Pádua Fernandes - Como você é membro da organização HIJOS, pergunto-lhe como ela atua e atuou em favor do direito à memória e à verdade na Argentina.
Julián Axat - Hijos nasce em 1994 como organização. Participamos junto com os órgãos históricos de direito humanos no lema triplo: “memória, verdade e justiça”. Porém nossa forma particular de expressar-nos era “se não há justiça, há escracho”. O indulto aos militares viabilizava essa forma de protesto (ou forma de justiça popular) sobre o corpo e o contexto daquele que o Estado havia deixado impune.
Porém o Estado em 2003 faz seus os lemas de “Memória, verdade e justiça”. Eles passam a ser uma verdadeira Política de Estado com continuidade: o julgamento de repressores e seu encarceramento; a atribuição de lugares da memória; a reconstrução documental de cada desaparecido; a reescritura do prólogo do Informe Nunca Más que modifica a versão sobre “os dois demônios” que desde 1983 se pretendeu contar à sociedade; a educação sobre o tema às gerações mais jovens.
Hoje os Hijos tratamos de ir mais além e sustentamos (nos julgamentos) que, desde março de 1976, na Argentina houve um fato com as características de um Genocídio. Isto é, um plano sistemático para eliminar a dissidência política pelo método da tortura-desaparição-extermínio de grupos humanos em campos de concentração, com efeitos difusos no restante da sociedade civil e nas novas gerações.

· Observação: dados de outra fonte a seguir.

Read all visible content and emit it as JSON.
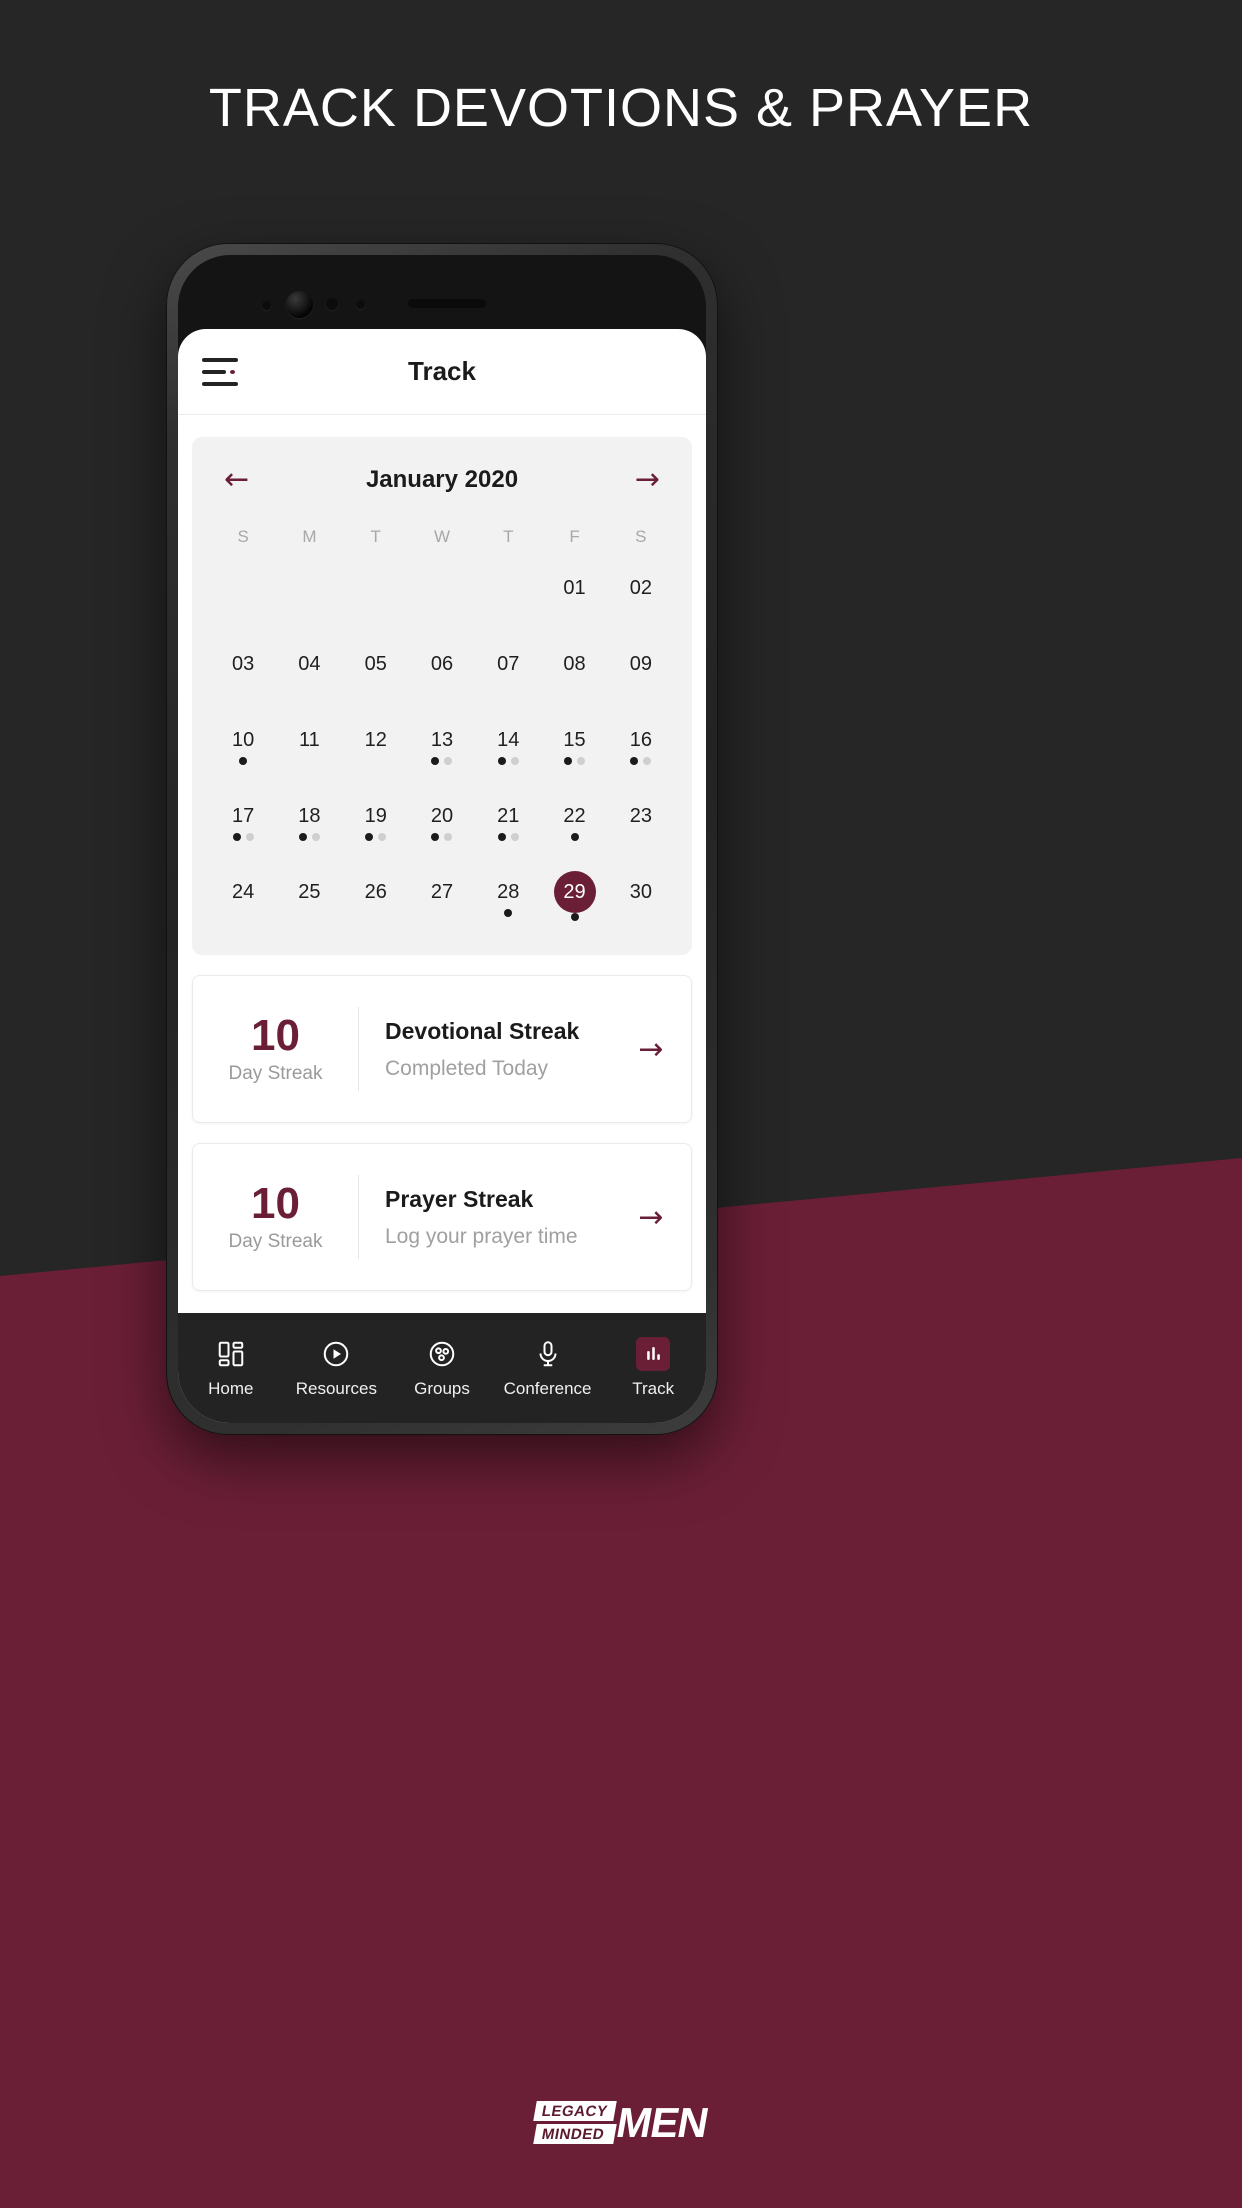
{
  "headline": "TRACK DEVOTIONS & PRAYER",
  "colors": {
    "background_dark": "#262626",
    "background_maroon": "#6b1f36",
    "accent": "#6b1f36",
    "card_grey": "#f2f2f2",
    "nav_bar": "#232323"
  },
  "app": {
    "appbar": {
      "menu_icon": "hamburger-menu-icon",
      "title": "Track"
    },
    "calendar": {
      "prev_icon": "arrow-left-icon",
      "next_icon": "arrow-right-icon",
      "month_label": "January 2020",
      "weekday_headers": [
        "S",
        "M",
        "T",
        "W",
        "T",
        "F",
        "S"
      ],
      "weeks": [
        [
          {
            "label": "",
            "blank": true
          },
          {
            "label": "",
            "blank": true
          },
          {
            "label": "",
            "blank": true
          },
          {
            "label": "",
            "blank": true
          },
          {
            "label": "",
            "blank": true
          },
          {
            "label": "01",
            "dots": []
          },
          {
            "label": "02",
            "dots": []
          }
        ],
        [
          {
            "label": "03",
            "dots": []
          },
          {
            "label": "04",
            "dots": []
          },
          {
            "label": "05",
            "dots": []
          },
          {
            "label": "06",
            "dots": []
          },
          {
            "label": "07",
            "dots": []
          },
          {
            "label": "08",
            "dots": []
          },
          {
            "label": "09",
            "dots": []
          }
        ],
        [
          {
            "label": "10",
            "dots": [
              "dark"
            ]
          },
          {
            "label": "11",
            "dots": []
          },
          {
            "label": "12",
            "dots": []
          },
          {
            "label": "13",
            "dots": [
              "dark",
              "light"
            ]
          },
          {
            "label": "14",
            "dots": [
              "dark",
              "light"
            ]
          },
          {
            "label": "15",
            "dots": [
              "dark",
              "light"
            ]
          },
          {
            "label": "16",
            "dots": [
              "dark",
              "light"
            ]
          }
        ],
        [
          {
            "label": "17",
            "dots": [
              "dark",
              "light"
            ]
          },
          {
            "label": "18",
            "dots": [
              "dark",
              "light"
            ]
          },
          {
            "label": "19",
            "dots": [
              "dark",
              "light"
            ]
          },
          {
            "label": "20",
            "dots": [
              "dark",
              "light"
            ]
          },
          {
            "label": "21",
            "dots": [
              "dark",
              "light"
            ]
          },
          {
            "label": "22",
            "dots": [
              "dark"
            ]
          },
          {
            "label": "23",
            "dots": []
          }
        ],
        [
          {
            "label": "24",
            "dots": []
          },
          {
            "label": "25",
            "dots": []
          },
          {
            "label": "26",
            "dots": []
          },
          {
            "label": "27",
            "dots": []
          },
          {
            "label": "28",
            "dots": [
              "dark"
            ]
          },
          {
            "label": "29",
            "dots": [
              "dark"
            ],
            "selected": true
          },
          {
            "label": "30",
            "dots": []
          }
        ]
      ]
    },
    "streaks": [
      {
        "count": "10",
        "count_label": "Day Streak",
        "title": "Devotional Streak",
        "description": "Completed Today",
        "arrow_icon": "arrow-right-icon"
      },
      {
        "count": "10",
        "count_label": "Day Streak",
        "title": "Prayer Streak",
        "description": "Log your prayer time",
        "arrow_icon": "arrow-right-icon"
      }
    ],
    "bottom_nav": [
      {
        "label": "Home",
        "icon": "dashboard-tiles-icon",
        "active": false
      },
      {
        "label": "Resources",
        "icon": "play-circle-icon",
        "active": false
      },
      {
        "label": "Groups",
        "icon": "group-people-circle-icon",
        "active": false
      },
      {
        "label": "Conference",
        "icon": "microphone-icon",
        "active": false
      },
      {
        "label": "Track",
        "icon": "bar-chart-icon",
        "active": true
      }
    ]
  },
  "logo": {
    "line1": "LEGACY",
    "line2": "MINDED",
    "word": "MEN"
  }
}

E, para isso, já não basta a palavra Terror de Estado e o conceito de Crime contra a Humanidade. É necessário analisar os Instrumentos Internacionais sobre o Genocídio pensados pela comunidade internacional depois do Nazismo.

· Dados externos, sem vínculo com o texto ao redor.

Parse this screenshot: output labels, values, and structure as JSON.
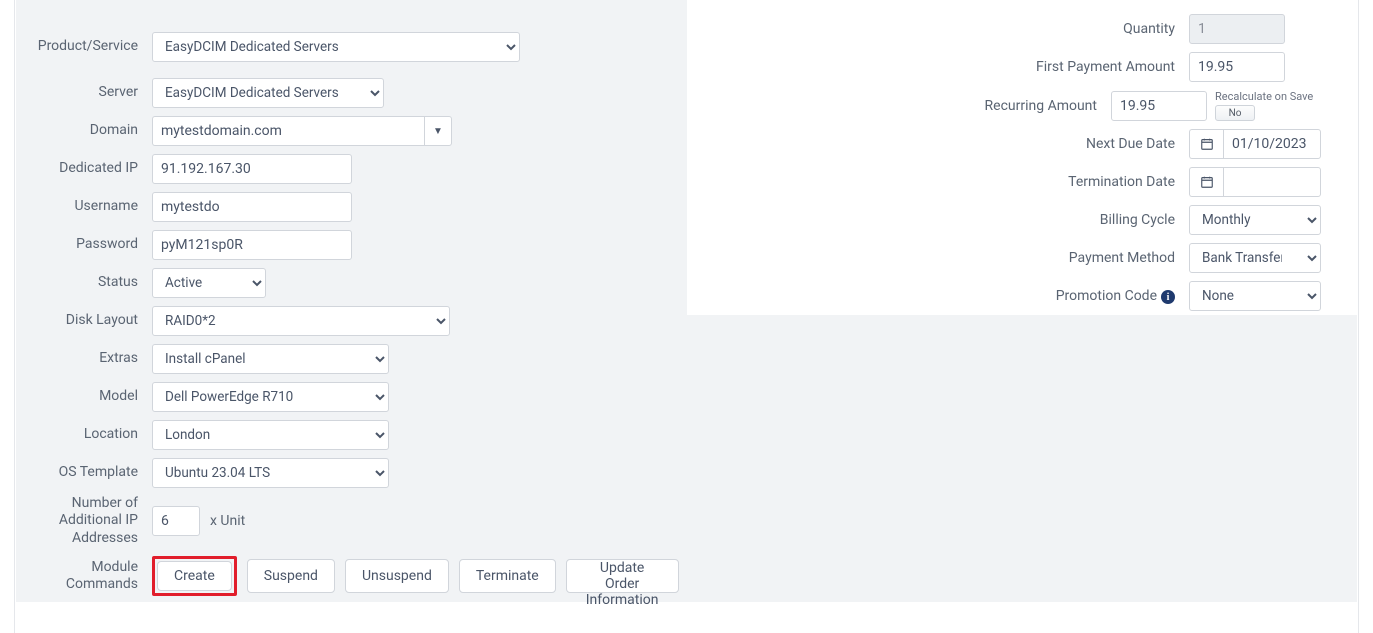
{
  "left": {
    "product_service": {
      "label": "Product/Service",
      "value": "EasyDCIM Dedicated Servers"
    },
    "server": {
      "label": "Server",
      "value": "EasyDCIM Dedicated Servers"
    },
    "domain": {
      "label": "Domain",
      "value": "mytestdomain.com"
    },
    "dedicated_ip": {
      "label": "Dedicated IP",
      "value": "91.192.167.30"
    },
    "username": {
      "label": "Username",
      "value": "mytestdo"
    },
    "password": {
      "label": "Password",
      "value": "pyM121sp0R"
    },
    "status": {
      "label": "Status",
      "value": "Active"
    },
    "disk_layout": {
      "label": "Disk Layout",
      "value": "RAID0*2"
    },
    "extras": {
      "label": "Extras",
      "value": "Install cPanel"
    },
    "model": {
      "label": "Model",
      "value": "Dell PowerEdge R710"
    },
    "location": {
      "label": "Location",
      "value": "London"
    },
    "os_template": {
      "label": "OS Template",
      "value": "Ubuntu 23.04 LTS"
    },
    "additional_ip": {
      "label": "Number of Additional IP Addresses",
      "value": "6",
      "unit": "x Unit"
    },
    "module_commands": {
      "label": "Module Commands"
    }
  },
  "right": {
    "quantity": {
      "label": "Quantity",
      "value": "1"
    },
    "first_payment": {
      "label": "First Payment Amount",
      "value": "19.95"
    },
    "recurring": {
      "label": "Recurring Amount",
      "value": "19.95",
      "recalc_label": "Recalculate on Save",
      "toggle": "No"
    },
    "next_due": {
      "label": "Next Due Date",
      "value": "01/10/2023"
    },
    "termination": {
      "label": "Termination Date",
      "value": ""
    },
    "billing_cycle": {
      "label": "Billing Cycle",
      "value": "Monthly"
    },
    "payment_method": {
      "label": "Payment Method",
      "value": "Bank Transfer"
    },
    "promotion_code": {
      "label": "Promotion Code",
      "value": "None"
    }
  },
  "buttons": {
    "create": "Create",
    "suspend": "Suspend",
    "unsuspend": "Unsuspend",
    "terminate": "Terminate",
    "update_order": "Update Order Information"
  }
}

Até aqui se pode falar da reconstrução de um relato compartilhado com elementos certamente objetivos. Mas também estamos trabalhando no nivel da subjetivação e transferência individual da memória. Hijos não é somente uma organização, mas um fato social que irrompe de muitas maneiras: H.I.J.O.S, hijos, hij@S. Nem tudo é consenso e compromisso coletivo. Memória individual e grupal são uma dialética permanente; uma ida e volta. Pluralidade necessária, válida. Cada lugar, cada filho, escolhe sua forma (ou dispositivo) para mostrar-se ou aderir, comprometer-se com o mundo e a história. No final, todos os rostos de Hijos formam um puzzle identitário cuja coincidência geracional alivia na door ou alegria de reconstruir a memória de nossos pais. A necesidade de contar politicamente a história (a luta) que nos deu à luz.

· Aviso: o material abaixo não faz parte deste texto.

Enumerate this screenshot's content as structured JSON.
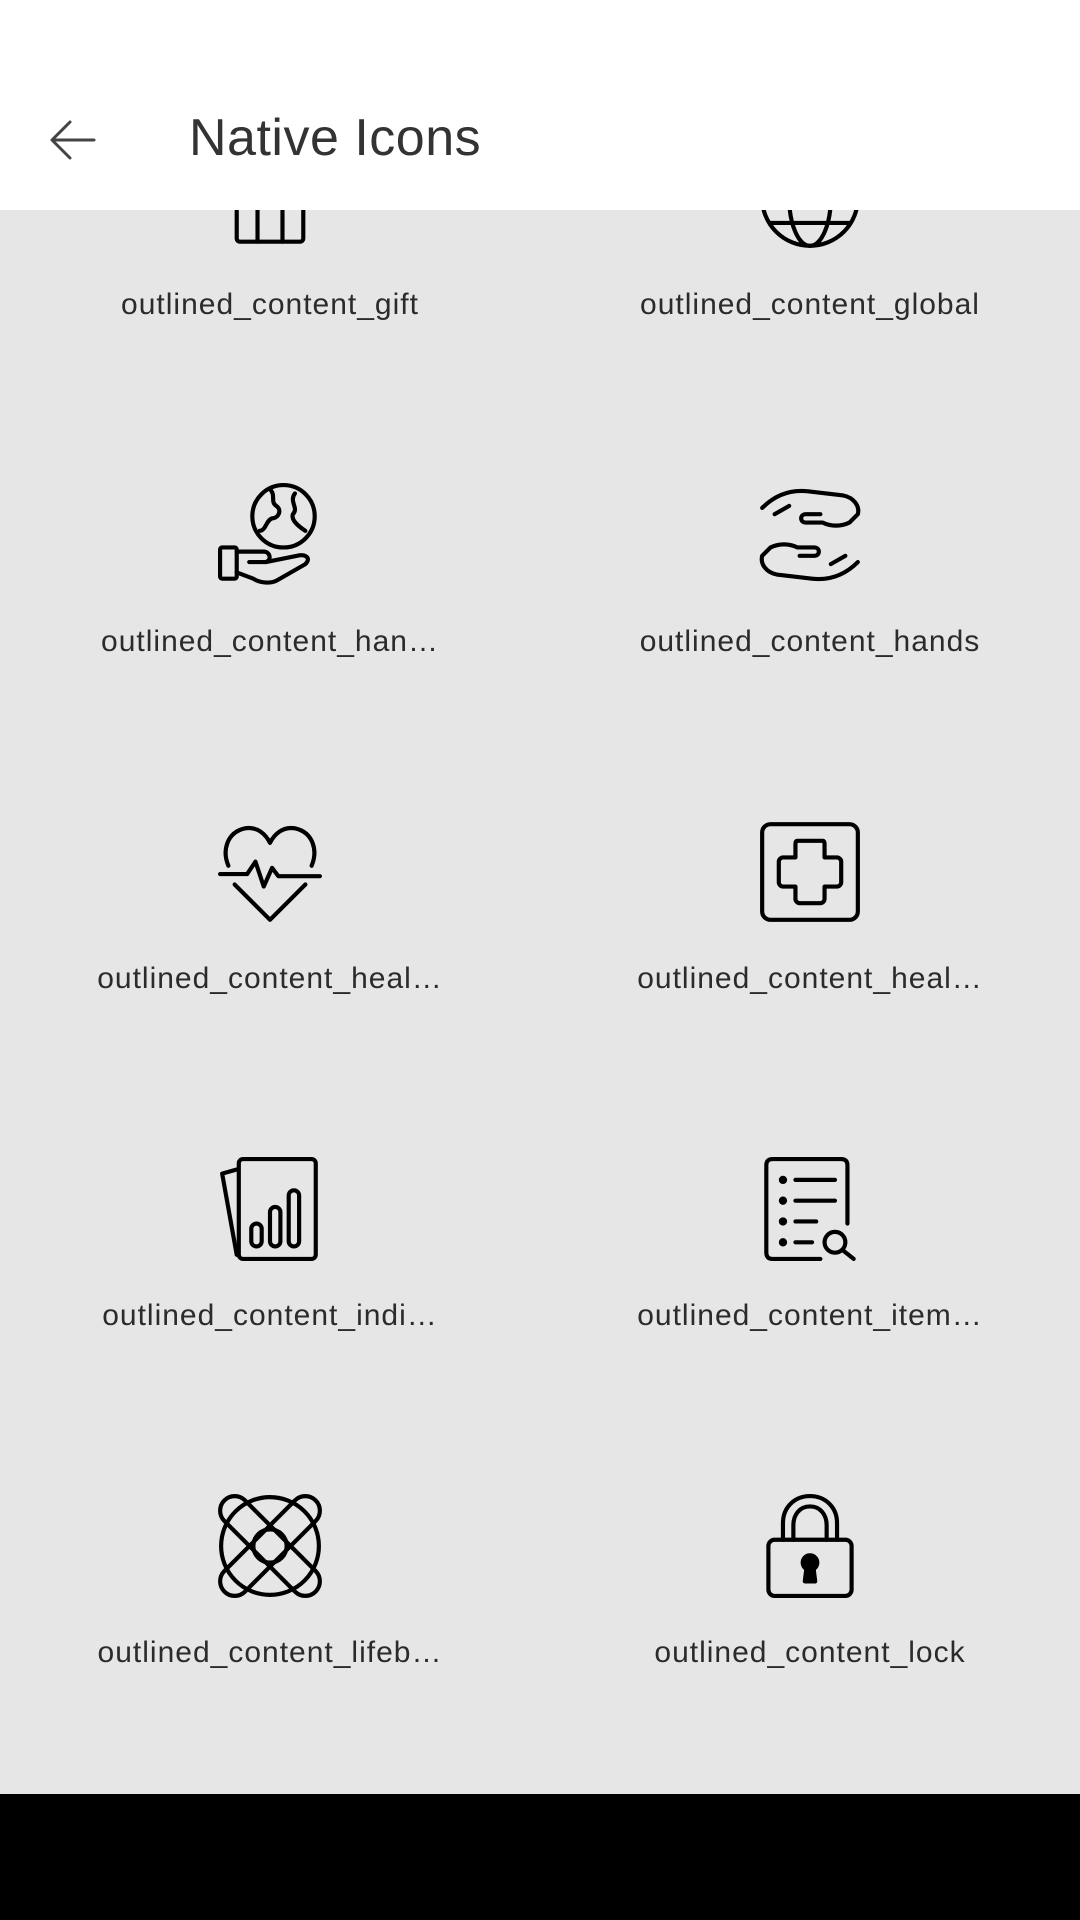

PF -Peço para que explique como a coleção "Los detectives salvajes" age no tocante à memória das vítimas do terrorismo de Estado.
JA- Los detectives salvajes é uma coleção de poesia que nasce como um projeto de dois filhos de desaparecidos em busca de toda uma geração silenciada e exterminada a resgatar. Esse é o trabalho de armar o puzzle que te dizia na tua pergunta anterior. O trabalho de grande Frankenstein da memória feita de andrajos, a que sempre falta uma peça para completar o rosto do monstro. Somos expertos profanadores de tumbas buscando cadáveres literários escondidos pelo terror (temos uma equipe forense poética). Com os cacos desses materiais linguísticos encontrados no nervo da noite tratamos de sustentar algumas certezas daquilo que não se sabe ou resulta inominável.
E, a partir do lugar que ocupa o registro da poesia, mergulhamos na trama de uma língua onde as palavras do perpetrador (ou cúmplice civil) também constituíram o veículo do terror e o engano. As palavras (insisto, civil e literariamente cúmplices) foram forçadas a dizer o que nenhuma boca humana deveria ter dito, nunca, palavras com que nenhum papel fabricado pelo homem deveria ter-se manchado jamais: como nomear a desaparição?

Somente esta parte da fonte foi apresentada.